C’est délicieux et c’est presque effrayant de se sentir peu à peu s’enfoncer dans la tranquillité de la matière ; alors, de vieux souvenirs de vies végétatives ou animales passent le long des veines et des nerfs, dont l’action s’unit à celles de la terre et des plantes. À mesure que l’être humain se calme et se tait, les choses osent s’agiter et bruire. On sent, dans le tronc des chênes, passer la palpitation des mondes qui monte à travers les racines, les sèves et les feuilles, des profonds mystérieux de la terre jusqu’aux mystérieuses hauteurs des étoiles ; le bruit de l’herbe qui pousse est distinct, comme celui du brin de bois sec qui casse et tombe au loin, comme le glissement huileux de la couleuvre sous les ronces ou le frisson d’une aile, très haut, dans l’air bleu.

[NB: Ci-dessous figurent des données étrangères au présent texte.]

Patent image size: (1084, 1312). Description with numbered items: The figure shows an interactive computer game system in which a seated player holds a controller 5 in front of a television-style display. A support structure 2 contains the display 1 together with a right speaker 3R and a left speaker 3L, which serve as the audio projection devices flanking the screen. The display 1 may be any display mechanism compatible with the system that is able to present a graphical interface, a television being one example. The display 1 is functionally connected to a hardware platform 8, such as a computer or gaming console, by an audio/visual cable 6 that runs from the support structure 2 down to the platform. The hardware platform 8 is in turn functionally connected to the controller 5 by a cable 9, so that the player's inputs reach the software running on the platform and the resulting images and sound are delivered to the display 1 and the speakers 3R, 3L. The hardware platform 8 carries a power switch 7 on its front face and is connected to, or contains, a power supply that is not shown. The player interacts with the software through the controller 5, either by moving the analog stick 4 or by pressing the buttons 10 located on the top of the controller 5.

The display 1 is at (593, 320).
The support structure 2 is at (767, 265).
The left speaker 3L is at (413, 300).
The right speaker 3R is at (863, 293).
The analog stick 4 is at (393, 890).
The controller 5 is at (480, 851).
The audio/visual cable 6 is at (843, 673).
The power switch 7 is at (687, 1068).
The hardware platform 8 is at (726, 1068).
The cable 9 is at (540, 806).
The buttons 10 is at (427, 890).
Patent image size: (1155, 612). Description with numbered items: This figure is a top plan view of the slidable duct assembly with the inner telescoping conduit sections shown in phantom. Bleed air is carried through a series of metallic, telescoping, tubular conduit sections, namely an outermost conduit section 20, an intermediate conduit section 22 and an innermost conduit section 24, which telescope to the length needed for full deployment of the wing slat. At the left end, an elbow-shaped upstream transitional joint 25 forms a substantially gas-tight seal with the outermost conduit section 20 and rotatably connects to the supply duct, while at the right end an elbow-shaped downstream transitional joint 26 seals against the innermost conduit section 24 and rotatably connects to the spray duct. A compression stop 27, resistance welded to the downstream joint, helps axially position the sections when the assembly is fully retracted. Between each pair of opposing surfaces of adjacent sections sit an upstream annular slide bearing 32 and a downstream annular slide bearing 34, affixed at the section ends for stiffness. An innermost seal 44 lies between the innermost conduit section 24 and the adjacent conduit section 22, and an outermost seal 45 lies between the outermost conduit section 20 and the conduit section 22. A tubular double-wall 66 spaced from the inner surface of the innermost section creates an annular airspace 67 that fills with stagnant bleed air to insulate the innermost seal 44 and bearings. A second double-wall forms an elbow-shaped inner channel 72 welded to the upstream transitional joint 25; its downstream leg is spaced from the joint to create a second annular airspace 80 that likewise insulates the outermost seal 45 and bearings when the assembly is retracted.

C’est alors que les dieux viennent.
 

*

 

La cascade, qui descendait par soubresauts d’argent le long de la paroi, faisait, en tombant, s’élever une brume légère ; les flammes du soleil la traversaient de larmes tremblées où se nuaient tous les caprices de l’iris, et cette gaze de lumière ainsi maniée sembla soudain se modeler et s’épaissir pour former un assemblage de vapeurs et des voiles flottantes d’où la nymphe de ces lieux sortit.

Elle me dit :

« Mortel qu’un hasard a conduit jusqu’à moi, toi qui, depuis quelques heures, par ton immobilité et ton silence, as pu mériter d’être comparé aux choses et aux bêtes et confondu avec elle, écoute, puisque tu en es digne ou parais l’être, la plainte de la dernière des nymphes et transmets sa requête à tes pareils. »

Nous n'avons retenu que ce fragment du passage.